God promises that our hope is not in vain.
God is here with bells on for the lonely and isolated, the hopeless and the helpless.
God shows up.
God does what God has promised to do.
          But that’s not all - God uses the most unlikely means – a virgin birth – to deliver up God’s mercy and salvation to all people. God uses the most unlikely of symbols – the cross – to redeem all the broken world to God’s righteousness.
          Mary’s song is a confession of the upside-down nature of God’s favor and love. Mary’s and Elizabeth’s songs together form a confirmation of hope and the fulfillment God’s promise.
          This song of Mary’s reaches across the millennia to us today. We may feel far removed from the action of our gospel story. After all, there are no pregnant virgins running around claiming God’s favor and mercy in 2019 – at least none that I know of. The meeting of two kinswomen in ancient Judah, might seem to us like a quaint but unrealistic story; a fairytale.
          But Elizabeth’s reactions, reflections and song invite us to reflect on the ways that God continues to act in our world.
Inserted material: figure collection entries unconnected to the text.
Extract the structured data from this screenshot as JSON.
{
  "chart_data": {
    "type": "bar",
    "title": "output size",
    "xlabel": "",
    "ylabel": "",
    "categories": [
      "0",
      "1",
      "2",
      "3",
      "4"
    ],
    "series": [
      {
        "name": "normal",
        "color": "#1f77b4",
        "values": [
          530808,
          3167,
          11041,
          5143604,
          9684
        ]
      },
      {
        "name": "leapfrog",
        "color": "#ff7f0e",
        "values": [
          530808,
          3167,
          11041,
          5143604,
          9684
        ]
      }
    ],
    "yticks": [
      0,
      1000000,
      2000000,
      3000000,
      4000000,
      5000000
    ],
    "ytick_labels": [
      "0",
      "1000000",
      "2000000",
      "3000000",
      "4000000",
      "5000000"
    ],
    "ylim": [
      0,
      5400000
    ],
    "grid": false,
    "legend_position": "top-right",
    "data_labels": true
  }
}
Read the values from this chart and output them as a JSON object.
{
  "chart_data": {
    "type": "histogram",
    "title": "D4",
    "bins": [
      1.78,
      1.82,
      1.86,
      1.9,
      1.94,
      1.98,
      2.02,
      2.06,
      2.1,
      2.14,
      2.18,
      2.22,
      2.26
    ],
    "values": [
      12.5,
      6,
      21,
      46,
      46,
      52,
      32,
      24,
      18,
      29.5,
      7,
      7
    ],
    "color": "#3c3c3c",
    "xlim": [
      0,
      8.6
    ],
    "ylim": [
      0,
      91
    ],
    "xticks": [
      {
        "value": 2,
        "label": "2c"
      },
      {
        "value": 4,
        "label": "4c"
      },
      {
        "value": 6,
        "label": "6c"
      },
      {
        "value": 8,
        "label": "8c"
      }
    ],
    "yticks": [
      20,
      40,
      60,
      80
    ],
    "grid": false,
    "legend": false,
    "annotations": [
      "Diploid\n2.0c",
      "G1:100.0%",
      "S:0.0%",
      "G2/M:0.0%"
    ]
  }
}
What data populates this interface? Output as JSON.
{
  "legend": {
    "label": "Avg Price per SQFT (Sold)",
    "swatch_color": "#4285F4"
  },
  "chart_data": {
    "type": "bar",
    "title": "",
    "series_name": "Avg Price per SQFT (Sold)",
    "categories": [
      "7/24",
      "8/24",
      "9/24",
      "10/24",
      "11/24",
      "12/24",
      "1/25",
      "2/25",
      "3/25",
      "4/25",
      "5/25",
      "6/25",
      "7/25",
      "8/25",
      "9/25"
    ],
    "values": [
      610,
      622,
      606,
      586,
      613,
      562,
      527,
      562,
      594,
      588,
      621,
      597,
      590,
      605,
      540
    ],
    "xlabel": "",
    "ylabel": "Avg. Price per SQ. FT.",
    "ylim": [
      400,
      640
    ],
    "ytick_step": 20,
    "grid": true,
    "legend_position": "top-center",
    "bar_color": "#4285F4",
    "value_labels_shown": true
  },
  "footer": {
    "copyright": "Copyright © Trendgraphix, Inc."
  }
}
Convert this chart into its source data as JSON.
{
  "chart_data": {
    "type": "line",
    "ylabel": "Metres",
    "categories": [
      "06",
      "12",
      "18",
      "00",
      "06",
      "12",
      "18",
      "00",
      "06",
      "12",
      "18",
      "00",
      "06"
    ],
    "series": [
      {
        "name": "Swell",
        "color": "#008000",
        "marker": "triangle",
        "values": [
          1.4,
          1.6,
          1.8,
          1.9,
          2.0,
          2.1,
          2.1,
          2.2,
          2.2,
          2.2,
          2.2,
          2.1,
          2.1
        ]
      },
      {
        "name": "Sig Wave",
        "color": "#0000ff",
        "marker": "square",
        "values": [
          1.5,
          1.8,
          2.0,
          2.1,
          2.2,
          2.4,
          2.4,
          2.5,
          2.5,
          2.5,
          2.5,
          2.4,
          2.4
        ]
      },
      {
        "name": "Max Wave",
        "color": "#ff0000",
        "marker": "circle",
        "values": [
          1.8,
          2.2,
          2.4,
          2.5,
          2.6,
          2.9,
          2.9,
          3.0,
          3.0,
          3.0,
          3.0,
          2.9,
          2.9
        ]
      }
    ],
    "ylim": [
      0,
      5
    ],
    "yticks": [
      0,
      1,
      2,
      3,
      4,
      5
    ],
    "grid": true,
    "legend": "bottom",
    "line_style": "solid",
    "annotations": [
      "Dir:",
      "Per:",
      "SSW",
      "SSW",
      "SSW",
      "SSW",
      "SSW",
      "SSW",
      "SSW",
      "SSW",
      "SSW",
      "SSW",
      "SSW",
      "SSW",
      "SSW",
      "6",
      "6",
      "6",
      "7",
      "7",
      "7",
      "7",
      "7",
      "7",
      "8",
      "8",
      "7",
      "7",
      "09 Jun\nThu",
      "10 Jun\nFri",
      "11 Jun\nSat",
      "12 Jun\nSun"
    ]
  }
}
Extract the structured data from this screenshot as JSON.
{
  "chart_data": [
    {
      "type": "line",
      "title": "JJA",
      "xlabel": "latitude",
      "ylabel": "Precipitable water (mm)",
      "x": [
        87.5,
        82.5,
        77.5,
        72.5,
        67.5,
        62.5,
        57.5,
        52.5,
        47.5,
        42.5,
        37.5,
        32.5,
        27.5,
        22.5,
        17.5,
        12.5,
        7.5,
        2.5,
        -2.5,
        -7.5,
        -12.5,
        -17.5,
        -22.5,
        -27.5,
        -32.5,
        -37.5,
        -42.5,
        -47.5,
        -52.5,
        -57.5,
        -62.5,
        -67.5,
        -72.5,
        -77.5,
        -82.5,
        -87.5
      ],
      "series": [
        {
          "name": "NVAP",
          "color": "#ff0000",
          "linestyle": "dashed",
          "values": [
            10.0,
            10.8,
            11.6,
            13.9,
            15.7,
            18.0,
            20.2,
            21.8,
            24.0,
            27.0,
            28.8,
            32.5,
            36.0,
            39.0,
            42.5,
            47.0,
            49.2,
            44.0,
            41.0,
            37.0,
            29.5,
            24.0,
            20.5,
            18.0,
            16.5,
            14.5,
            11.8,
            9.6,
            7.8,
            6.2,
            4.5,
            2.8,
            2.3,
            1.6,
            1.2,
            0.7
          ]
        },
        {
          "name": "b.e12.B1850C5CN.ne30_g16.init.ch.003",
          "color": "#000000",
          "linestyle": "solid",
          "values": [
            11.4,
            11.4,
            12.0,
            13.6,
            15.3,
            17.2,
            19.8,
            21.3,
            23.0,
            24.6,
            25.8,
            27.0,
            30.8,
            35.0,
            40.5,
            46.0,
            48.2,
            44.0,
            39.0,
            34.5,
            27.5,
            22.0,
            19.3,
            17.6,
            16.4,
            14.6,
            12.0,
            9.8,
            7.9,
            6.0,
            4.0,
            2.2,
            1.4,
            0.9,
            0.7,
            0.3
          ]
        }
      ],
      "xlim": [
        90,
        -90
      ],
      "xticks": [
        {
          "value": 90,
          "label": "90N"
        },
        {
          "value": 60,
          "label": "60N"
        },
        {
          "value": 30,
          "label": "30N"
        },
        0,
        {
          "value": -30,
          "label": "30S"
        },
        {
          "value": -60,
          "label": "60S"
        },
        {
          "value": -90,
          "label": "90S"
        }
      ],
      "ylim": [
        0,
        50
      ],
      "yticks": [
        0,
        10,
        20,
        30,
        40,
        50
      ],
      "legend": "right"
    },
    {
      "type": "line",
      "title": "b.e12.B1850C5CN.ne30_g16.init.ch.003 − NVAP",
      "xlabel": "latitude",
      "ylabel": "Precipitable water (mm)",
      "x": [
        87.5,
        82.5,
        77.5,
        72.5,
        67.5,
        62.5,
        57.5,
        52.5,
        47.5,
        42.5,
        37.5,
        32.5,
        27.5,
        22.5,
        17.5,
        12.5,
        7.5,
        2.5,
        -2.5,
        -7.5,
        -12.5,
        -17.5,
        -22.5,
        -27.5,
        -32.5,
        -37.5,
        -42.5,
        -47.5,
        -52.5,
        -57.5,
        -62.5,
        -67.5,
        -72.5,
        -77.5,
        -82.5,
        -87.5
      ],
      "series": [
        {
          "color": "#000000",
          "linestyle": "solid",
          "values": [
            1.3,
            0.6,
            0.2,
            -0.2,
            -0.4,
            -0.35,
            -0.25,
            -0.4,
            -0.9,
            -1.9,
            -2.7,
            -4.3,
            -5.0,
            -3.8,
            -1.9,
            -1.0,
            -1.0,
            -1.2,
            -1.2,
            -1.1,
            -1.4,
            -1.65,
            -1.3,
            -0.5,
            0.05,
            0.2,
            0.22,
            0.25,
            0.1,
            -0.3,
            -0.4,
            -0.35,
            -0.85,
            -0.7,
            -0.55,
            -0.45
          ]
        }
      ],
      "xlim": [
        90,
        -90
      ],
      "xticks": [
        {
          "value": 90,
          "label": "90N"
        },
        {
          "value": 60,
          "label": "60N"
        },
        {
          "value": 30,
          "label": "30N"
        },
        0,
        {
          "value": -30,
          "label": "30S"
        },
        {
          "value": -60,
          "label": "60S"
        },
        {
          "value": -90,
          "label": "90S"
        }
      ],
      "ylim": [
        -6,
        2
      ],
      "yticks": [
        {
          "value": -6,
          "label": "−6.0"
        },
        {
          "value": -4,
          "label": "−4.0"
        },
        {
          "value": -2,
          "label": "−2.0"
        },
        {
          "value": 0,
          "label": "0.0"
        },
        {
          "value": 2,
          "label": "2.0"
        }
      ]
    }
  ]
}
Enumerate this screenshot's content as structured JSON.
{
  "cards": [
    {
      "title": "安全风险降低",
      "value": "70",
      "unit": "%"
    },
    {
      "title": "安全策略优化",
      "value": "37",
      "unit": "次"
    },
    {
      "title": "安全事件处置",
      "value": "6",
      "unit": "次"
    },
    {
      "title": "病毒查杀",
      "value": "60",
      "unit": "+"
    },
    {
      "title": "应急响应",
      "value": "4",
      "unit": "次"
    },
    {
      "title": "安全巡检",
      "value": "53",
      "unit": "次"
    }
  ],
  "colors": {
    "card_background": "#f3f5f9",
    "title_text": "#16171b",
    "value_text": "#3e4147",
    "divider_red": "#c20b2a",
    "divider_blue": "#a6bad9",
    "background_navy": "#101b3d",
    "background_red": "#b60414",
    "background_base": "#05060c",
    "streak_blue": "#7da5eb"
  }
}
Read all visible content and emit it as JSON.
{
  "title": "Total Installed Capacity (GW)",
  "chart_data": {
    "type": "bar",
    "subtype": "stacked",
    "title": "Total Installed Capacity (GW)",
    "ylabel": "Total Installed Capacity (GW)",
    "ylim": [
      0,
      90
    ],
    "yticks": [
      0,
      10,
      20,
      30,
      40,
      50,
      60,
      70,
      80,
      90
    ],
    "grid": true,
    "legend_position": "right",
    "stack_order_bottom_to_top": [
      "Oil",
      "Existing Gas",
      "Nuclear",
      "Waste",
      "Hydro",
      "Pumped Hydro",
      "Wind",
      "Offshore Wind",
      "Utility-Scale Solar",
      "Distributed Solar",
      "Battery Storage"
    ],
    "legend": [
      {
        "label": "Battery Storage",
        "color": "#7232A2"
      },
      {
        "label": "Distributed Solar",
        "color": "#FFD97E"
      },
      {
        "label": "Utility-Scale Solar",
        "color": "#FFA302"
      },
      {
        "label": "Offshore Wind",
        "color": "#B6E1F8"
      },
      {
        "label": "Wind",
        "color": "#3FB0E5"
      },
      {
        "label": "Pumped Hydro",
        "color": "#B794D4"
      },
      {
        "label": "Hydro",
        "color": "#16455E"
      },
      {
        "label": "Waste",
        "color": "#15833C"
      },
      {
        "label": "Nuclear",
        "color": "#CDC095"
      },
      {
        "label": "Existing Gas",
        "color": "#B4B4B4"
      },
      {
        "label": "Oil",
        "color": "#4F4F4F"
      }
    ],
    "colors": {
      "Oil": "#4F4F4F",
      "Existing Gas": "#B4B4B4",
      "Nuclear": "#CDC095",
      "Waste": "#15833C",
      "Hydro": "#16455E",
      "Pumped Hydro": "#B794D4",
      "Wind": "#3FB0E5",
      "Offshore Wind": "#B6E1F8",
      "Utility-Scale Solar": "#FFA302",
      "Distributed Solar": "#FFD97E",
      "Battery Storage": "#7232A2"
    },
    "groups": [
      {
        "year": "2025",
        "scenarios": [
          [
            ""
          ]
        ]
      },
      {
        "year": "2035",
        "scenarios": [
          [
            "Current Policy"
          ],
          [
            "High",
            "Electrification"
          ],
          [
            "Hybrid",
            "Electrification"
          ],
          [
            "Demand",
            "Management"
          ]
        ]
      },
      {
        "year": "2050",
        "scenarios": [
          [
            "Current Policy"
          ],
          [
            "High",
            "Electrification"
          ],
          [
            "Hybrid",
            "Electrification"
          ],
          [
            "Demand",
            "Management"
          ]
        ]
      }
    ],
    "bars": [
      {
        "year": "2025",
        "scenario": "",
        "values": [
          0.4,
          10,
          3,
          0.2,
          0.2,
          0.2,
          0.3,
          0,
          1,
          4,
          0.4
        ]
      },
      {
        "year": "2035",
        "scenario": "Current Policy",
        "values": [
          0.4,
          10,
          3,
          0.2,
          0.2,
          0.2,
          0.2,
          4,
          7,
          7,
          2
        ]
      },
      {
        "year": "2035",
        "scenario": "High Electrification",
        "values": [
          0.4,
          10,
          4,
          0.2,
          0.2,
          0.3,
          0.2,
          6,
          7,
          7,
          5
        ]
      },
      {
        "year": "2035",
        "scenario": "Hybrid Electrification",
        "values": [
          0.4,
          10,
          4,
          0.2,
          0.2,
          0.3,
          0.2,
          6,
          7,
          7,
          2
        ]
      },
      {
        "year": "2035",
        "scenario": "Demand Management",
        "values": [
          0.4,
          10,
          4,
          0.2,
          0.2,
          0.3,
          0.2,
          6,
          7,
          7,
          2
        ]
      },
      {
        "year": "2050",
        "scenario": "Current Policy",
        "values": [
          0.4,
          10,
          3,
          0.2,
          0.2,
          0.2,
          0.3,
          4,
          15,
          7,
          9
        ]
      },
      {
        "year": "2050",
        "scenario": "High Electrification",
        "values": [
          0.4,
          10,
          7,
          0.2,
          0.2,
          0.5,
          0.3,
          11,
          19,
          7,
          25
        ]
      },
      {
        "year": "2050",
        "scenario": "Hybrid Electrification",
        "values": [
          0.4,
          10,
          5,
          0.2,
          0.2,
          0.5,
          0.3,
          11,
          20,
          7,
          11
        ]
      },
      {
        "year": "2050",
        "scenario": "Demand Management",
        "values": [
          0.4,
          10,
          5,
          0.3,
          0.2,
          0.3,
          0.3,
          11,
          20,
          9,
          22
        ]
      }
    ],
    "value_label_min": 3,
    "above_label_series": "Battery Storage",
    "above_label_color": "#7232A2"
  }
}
Because God is here, “with bells on.” The same God who saw his incarnation through a humble teenage girl’s whispered “yes” is at work in the world.
          Every time we reach out in sympathy, kindness, forgiveness and love toward those who struggle, hunger, thirst, or for any who are in need of love, God is here with bells on.
Every time we stand up for the underdog – the outcast – the disenfranchised, we act in accordance with God’s mercy and abiding Spirit, and we echo Mary’s “yes.”
Every time we tell our faith stories or testify to where we see or have experienced God’s work in the ongoing story Christ’s coming, God is here, with bells on. 
          We are surrounded daily by death and dying, yet this God who uses unlikely people and means to do the impossible, uses a cross to make a mockery of death and open the gates to eternal life.
          Like Mary, like Elizabeth, we too can declare that at the coming of the Lord Jesus, we will “be there with bells on,” because we are the unlikely recipients of God’s grace and promise.
          May we, like Elizabeth and Mary, trust that God is coming to save and free us. May we, like them, give thanks that through them the improbable, impossible, indescribable love of God has come into the world through a child whose first bed was a simple manger, whose coming is not for a season but forever.